Cinque colpi di cannone, le marce della Banda “San Biagio”, le coreografie delle majorette: così Bronte ha dato il via alla XXXIV Sagra del Pistacchio, appuntamento identitario che richiama visitatori da tutta l’Isola e non solo.
A tagliare il nastro il sindaco Pino Firrarello, insieme all’assessora agli Eventi Angelica Prestianni, al presidente del Consiglio comunale Aldo Catania, alla Giunta, a consiglieri e a numerose autorità civili e militari: presenti, tra gli altri, gli onorevoli Giuseppe Castiglione e Salvo Tomarchio, i sindaci di Cesarò e San Teodoro (Katia Ceraldi e Salvatore Agliozzo), l’assessora di Tortorici Rosalba Vanadia, il vicesindaco di Maniace Silvio Lupica, la segretaria provinciale Uil Enza Meli, il comandante dei Vigili del fuoco di Catania Felice Iracà, la segretaria generale del Comune Loredana Torella, i rappresentanti del Corpo militare della Croce Rossa e i vertici delle Forze dell’Ordine attive sul territorio.

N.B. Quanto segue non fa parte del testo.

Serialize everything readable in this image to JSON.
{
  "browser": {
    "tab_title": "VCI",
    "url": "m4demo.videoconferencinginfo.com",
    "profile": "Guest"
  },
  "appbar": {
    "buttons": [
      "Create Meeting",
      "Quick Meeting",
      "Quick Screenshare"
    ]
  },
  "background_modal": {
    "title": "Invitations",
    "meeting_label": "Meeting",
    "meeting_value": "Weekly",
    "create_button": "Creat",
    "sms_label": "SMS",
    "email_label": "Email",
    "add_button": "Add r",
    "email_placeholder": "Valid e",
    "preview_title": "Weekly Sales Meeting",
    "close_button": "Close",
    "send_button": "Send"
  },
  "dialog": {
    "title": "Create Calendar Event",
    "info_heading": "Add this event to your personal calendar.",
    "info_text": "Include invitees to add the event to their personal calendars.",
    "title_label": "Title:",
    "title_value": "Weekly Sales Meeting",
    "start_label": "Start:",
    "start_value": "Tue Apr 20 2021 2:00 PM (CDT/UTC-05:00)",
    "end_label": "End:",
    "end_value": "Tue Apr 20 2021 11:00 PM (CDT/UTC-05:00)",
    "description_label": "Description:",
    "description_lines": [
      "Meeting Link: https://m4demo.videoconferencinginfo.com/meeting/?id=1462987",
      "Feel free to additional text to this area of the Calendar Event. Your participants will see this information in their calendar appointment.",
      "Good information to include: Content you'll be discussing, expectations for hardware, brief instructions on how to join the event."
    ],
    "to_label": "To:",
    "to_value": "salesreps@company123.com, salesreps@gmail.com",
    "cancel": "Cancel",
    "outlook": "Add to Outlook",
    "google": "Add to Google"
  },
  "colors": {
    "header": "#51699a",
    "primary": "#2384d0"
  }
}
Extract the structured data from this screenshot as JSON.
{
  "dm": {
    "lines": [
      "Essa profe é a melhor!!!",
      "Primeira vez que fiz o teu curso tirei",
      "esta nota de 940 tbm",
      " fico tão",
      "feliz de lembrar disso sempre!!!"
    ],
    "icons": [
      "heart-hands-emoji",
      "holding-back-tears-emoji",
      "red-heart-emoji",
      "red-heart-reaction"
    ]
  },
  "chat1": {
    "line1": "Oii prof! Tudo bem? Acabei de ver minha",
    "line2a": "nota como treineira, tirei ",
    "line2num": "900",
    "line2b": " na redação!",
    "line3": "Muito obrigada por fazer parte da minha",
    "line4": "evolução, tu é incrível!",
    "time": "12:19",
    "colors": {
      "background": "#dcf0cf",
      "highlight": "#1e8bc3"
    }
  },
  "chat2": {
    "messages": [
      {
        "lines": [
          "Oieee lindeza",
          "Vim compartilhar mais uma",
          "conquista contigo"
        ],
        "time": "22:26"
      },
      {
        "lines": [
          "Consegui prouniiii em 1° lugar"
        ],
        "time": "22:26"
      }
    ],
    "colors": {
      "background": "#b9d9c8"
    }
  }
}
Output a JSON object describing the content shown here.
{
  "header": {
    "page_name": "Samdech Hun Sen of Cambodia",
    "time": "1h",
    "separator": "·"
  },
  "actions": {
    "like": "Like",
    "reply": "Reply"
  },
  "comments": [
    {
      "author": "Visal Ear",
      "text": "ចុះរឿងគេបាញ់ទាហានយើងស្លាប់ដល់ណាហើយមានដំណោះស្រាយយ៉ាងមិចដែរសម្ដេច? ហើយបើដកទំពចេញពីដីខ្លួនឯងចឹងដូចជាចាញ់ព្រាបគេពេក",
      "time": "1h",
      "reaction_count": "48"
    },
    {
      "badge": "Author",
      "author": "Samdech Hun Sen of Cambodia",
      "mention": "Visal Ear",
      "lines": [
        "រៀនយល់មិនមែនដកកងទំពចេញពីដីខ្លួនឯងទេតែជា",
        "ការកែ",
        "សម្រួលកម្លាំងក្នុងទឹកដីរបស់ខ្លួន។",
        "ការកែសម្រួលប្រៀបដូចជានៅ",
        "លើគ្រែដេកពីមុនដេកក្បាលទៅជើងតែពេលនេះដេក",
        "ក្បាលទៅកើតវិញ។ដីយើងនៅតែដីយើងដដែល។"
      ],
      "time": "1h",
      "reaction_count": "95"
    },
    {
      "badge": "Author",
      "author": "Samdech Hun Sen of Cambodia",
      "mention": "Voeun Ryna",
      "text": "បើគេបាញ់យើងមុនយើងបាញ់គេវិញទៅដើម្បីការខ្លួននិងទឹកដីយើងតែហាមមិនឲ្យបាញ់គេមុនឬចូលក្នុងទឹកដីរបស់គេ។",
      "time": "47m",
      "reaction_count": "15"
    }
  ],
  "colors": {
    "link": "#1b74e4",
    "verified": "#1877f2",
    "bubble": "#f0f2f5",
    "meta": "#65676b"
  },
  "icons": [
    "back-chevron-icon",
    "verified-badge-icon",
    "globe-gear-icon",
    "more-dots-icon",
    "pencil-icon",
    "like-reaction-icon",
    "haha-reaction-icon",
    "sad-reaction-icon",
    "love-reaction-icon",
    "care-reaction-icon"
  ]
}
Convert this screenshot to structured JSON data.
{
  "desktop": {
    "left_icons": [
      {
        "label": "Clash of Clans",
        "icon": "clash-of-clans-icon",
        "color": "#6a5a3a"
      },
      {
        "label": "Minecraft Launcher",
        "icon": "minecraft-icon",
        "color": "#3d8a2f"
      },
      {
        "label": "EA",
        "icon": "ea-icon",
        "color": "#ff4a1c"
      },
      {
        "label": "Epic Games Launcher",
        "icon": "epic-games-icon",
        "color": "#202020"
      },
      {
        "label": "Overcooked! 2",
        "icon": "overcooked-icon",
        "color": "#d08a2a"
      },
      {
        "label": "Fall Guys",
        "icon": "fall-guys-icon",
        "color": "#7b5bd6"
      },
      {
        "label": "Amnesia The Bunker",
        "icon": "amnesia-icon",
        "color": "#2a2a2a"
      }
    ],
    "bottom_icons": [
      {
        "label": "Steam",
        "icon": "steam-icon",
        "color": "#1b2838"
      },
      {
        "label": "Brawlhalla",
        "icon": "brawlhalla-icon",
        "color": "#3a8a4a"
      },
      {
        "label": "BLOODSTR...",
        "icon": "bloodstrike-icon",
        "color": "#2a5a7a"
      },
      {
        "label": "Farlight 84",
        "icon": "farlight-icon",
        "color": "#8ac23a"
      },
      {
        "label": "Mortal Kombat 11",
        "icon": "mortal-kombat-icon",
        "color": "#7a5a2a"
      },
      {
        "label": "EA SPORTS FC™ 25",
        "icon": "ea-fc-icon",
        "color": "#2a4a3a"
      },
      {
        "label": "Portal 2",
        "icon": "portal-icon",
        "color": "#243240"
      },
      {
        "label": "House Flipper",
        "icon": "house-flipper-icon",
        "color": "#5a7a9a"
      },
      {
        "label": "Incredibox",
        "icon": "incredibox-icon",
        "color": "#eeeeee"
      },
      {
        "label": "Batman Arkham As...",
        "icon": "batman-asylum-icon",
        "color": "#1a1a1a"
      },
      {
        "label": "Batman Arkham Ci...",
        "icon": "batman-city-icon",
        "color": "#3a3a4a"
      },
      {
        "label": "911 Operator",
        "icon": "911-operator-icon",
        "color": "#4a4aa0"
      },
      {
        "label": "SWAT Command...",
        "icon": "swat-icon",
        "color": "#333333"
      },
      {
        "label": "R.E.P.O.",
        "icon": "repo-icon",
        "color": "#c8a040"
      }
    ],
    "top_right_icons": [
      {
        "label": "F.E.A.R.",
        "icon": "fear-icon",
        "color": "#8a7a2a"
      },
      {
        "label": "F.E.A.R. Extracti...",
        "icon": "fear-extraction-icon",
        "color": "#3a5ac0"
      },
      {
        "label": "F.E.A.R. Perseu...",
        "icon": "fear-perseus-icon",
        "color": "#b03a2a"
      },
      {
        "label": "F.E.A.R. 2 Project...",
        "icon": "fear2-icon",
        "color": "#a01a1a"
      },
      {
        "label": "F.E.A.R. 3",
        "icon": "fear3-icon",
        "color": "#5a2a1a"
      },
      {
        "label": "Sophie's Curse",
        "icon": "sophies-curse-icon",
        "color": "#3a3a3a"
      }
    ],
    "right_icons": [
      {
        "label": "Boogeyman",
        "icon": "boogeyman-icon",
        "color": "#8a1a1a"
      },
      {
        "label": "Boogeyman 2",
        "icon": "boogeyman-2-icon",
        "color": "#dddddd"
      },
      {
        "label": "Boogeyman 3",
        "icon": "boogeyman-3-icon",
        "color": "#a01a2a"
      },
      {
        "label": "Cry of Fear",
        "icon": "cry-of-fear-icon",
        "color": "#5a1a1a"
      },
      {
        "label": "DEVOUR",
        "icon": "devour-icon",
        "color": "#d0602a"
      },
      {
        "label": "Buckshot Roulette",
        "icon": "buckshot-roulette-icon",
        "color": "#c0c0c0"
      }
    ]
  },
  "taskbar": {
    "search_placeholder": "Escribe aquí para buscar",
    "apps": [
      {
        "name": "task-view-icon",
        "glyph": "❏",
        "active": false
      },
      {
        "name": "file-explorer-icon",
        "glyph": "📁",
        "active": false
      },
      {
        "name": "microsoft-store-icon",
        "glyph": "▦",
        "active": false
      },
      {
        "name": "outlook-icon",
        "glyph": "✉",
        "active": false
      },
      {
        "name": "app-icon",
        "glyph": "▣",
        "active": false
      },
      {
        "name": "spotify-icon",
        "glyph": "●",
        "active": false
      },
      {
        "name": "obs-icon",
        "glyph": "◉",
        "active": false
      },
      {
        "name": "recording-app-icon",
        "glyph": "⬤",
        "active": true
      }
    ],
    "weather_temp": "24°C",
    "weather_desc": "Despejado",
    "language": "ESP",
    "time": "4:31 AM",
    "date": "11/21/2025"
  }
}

«Questa non può che essere la festa di chi coltiva il pistacchio — ha detto il sindaco Firrarello — ma è anche la festa dei tanti turisti che verranno ad assaggiare il pistacchio più buono al mondo». Sulla stessa linea il presidente del Consiglio comunale Aldo Catania: «La Sagra è la festa principe della città. Un grazie a chi, con impegno, la rende un grande evento».
Al coordinamento dell’edizione 2025 l’assessora Angelica Prestianni, che ha posto l’accento sui servizi: «Questa è la sagra dell’inclusione. I posteggi per persone con disabilità e il “pit stop” per le giovani mamme consentiranno di vivere l’evento in modo accogliente e accessibile». Un tema che dialoga con la visione territoriale richiamata dall’on. Tomarchio — «la Sagra valorizza l’intero comprensorio» — e con il richiamo alla qualità espresso dall’on. Castiglione: «In un’economia sempre più globale, il pistacchio di Bronte mantiene peculiarità che lo rendono unico. Grazie agli imprenditori agricoli che continueremo a coinvolgere».
Non solo gusto: già dal taglio del nastro la musica ha fatto da contrappunto con l’esibizione del complesso bandistico “San Biagio” e, in Piazza E. Cimbali, con il coinvolgente “Tributo a Raffaella Carrà”. Ricco anche il calendario culturale: al Circolo di Cultura è visitabile la mostra di pittura “Artisti a confronto”; spazio alla memoria produttiva con il Museo del Pistacchio e alla fotografia lungo Corso Umberto con un percorso espositivo dedicato.
Nel segno di una filiera che tiene insieme agricoltura, artigianato e accoglienza, la Sagra del Pistacchio si conferma motore di comunità: tra stand, degustazioni e intrattenimento, Bronte racconta se stessa mettendo al centro il suo “oro verde”, i produttori e un modello di festa popolare che scommette su qualità, accessibilità e sicurezza. Proprio come vuole la sua storia.